The most interesting thing about Hit And Run, Dax Shepard's new film set for release later this summer, is that it's the sixteenth film to share that title since 1924. Which is fine, since it's a great title - three words, three letters each, meant to be laid out in boldface all caps on a marquee. We've also made a film with this title practically every year of the past decade, which lets you know how much Hollywood has come to value original thinking lately.
The trailer shows Shepard, who plays a bank heist getaway driver in witness protection, driving a dune buggy and a Corvette C6, but car nerds have been geeking out over the '67 Lincoln Continental with the 514ci racing crate engine bulging so conspicuously under its hood. Which is nice and all, but it sounds like putting a jet turbine boat engine on a barge, and is probably about as tidy to handle.
The plot is easy enough to guess from the plot: Dax's old criminal buddies catch up to him and blow the cover on his new life, sending him and his new girlfriend on the run, where she discovers for the first time his wicked-awesome driving skills as they swap cars with Bradley Cooper and his blonde dreads in pursuit. They're caught, there's an exchange of repartee (ATTENTION: PRISON RAPE JOKES,) the money is exhumed, further complications ensue and Dax and girlfriend Kristen Bell either ride off into the sunset with the money while Tom Arnold shakes his head ruefully or some sort of semi-bummer "ironic" ending denies them of their ill-gotten gains in the interest of delivering a punchline that Shepard had always hung the script on.
Before that happens there will be car chases, a movie action component that has become ritual, and has been largely consigned to second unit professionals. We've come a long way since car chases in films like Bullitt and The French Connection made actors lunging about in front of rear-screen projection obsolete, but instead of driving constant innovation, most car chases have simply turned into a pointlessly adrenalized way of getting actors from point A to point B.
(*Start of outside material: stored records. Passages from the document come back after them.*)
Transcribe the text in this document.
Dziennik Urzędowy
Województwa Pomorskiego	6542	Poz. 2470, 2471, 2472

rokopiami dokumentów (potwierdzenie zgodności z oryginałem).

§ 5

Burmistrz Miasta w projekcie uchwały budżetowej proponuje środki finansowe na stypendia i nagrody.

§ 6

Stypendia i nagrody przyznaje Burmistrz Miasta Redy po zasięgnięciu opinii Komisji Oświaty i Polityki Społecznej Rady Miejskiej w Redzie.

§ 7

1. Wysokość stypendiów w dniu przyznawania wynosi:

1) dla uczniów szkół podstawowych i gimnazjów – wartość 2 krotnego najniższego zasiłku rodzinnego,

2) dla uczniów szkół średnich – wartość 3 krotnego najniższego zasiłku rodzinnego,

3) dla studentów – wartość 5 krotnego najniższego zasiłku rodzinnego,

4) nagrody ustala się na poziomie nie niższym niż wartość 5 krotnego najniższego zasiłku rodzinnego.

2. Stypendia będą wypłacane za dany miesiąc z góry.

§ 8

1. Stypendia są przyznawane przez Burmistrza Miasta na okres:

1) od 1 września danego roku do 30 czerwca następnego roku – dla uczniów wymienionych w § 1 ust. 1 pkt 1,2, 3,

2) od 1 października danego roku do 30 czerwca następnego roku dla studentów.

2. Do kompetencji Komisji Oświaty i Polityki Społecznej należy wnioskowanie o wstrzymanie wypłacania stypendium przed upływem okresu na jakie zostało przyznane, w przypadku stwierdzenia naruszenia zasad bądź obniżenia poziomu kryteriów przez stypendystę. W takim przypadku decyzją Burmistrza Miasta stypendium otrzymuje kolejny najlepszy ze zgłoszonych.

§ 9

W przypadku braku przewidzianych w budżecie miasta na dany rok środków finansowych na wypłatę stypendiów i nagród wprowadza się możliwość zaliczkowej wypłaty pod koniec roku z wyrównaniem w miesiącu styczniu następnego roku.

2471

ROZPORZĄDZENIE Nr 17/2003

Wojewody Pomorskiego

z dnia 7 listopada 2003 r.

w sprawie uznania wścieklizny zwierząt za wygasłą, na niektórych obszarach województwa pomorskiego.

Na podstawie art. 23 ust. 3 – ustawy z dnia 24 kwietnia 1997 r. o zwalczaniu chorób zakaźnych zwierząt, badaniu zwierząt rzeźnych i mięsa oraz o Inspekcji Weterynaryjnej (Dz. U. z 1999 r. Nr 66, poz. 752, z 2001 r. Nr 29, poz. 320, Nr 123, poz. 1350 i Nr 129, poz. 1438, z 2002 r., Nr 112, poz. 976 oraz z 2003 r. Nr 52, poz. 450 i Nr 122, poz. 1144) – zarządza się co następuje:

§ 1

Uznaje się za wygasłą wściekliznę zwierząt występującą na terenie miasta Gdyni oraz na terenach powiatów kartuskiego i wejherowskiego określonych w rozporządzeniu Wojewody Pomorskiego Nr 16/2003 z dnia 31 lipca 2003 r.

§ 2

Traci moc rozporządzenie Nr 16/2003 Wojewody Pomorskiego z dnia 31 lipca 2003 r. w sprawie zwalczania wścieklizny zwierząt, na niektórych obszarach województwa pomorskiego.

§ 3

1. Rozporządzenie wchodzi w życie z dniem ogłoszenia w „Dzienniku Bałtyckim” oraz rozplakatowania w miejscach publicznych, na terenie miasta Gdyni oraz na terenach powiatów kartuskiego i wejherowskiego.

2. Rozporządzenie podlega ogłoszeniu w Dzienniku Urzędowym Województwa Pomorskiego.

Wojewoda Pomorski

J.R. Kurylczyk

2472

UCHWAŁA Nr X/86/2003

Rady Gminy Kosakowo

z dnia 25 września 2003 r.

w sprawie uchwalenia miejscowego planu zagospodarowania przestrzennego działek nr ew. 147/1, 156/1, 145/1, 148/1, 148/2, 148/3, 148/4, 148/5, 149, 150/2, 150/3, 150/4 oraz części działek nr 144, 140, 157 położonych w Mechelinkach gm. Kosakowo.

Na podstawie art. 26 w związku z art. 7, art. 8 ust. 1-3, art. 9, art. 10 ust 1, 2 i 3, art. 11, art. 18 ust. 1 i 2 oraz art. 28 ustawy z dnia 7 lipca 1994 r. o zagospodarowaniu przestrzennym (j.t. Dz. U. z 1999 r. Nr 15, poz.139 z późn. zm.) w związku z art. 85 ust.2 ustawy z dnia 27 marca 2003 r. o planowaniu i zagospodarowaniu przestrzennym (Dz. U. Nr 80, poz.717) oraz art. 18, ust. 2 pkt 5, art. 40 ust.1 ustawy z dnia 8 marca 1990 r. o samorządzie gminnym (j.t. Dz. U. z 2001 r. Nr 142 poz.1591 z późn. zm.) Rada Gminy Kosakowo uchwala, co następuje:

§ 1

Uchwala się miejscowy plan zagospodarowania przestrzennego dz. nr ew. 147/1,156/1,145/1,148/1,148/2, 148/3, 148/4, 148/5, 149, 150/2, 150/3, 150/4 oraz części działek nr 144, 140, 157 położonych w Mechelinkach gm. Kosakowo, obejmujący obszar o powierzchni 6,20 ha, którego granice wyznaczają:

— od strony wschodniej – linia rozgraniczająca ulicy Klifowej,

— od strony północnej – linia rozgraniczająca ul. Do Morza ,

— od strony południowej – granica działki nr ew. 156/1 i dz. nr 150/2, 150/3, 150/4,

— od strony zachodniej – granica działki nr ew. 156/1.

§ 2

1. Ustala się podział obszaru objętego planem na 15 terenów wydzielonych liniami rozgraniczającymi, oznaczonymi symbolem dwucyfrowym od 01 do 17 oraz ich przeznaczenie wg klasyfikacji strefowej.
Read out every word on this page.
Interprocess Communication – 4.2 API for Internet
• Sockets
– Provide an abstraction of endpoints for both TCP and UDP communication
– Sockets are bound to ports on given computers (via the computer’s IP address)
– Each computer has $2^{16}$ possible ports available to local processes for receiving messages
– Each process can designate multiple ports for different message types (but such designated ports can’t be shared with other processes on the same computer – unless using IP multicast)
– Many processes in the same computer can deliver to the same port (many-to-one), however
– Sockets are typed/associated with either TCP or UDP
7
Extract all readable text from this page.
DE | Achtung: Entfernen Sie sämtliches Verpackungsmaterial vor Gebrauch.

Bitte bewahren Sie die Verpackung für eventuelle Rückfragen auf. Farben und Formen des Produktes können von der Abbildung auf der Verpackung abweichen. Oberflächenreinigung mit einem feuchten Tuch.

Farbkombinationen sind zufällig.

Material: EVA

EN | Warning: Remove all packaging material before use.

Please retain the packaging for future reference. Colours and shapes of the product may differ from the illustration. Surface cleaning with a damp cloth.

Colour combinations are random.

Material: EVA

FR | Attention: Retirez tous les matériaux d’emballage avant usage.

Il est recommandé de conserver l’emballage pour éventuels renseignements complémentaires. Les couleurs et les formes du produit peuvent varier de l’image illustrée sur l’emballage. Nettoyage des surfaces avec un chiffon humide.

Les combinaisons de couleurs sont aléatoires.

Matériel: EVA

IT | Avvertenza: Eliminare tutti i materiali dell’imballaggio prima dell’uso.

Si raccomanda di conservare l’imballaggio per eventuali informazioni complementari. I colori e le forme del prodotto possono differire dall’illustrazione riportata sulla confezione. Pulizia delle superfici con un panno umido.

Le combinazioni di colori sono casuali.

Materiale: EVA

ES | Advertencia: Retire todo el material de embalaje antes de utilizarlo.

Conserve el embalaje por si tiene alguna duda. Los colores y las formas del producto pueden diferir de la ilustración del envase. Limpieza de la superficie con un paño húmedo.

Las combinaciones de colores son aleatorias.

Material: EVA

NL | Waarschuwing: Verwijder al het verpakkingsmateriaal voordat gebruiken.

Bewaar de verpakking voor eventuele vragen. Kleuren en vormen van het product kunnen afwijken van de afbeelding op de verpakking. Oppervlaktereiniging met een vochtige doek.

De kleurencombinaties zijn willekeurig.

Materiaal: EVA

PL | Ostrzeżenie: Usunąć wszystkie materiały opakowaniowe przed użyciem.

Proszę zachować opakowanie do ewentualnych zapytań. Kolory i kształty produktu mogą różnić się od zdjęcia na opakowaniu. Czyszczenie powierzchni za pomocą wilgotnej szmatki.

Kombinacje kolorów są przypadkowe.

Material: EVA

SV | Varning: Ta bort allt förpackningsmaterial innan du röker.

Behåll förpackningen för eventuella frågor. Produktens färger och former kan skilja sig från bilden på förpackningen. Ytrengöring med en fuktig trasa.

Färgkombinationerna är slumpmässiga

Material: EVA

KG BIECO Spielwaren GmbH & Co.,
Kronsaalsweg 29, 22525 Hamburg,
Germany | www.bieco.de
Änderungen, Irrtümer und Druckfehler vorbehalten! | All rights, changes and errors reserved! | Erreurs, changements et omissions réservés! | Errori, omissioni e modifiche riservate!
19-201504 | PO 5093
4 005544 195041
There are probably a few foreign films with car chases - the French seem to have a fondness for them - but the car chase is still quintessentially American, even if it has devolved into an excess of films where characters grind out acres of exposition while conversing in the confines of a moving auto. A car-less life has meant that the whole of my experience of driving really fast has come from the movies, so reviews of car movies will be a regular feature on this blog. I might even write about Hit And Run, though to be frank, it looks more like a rental.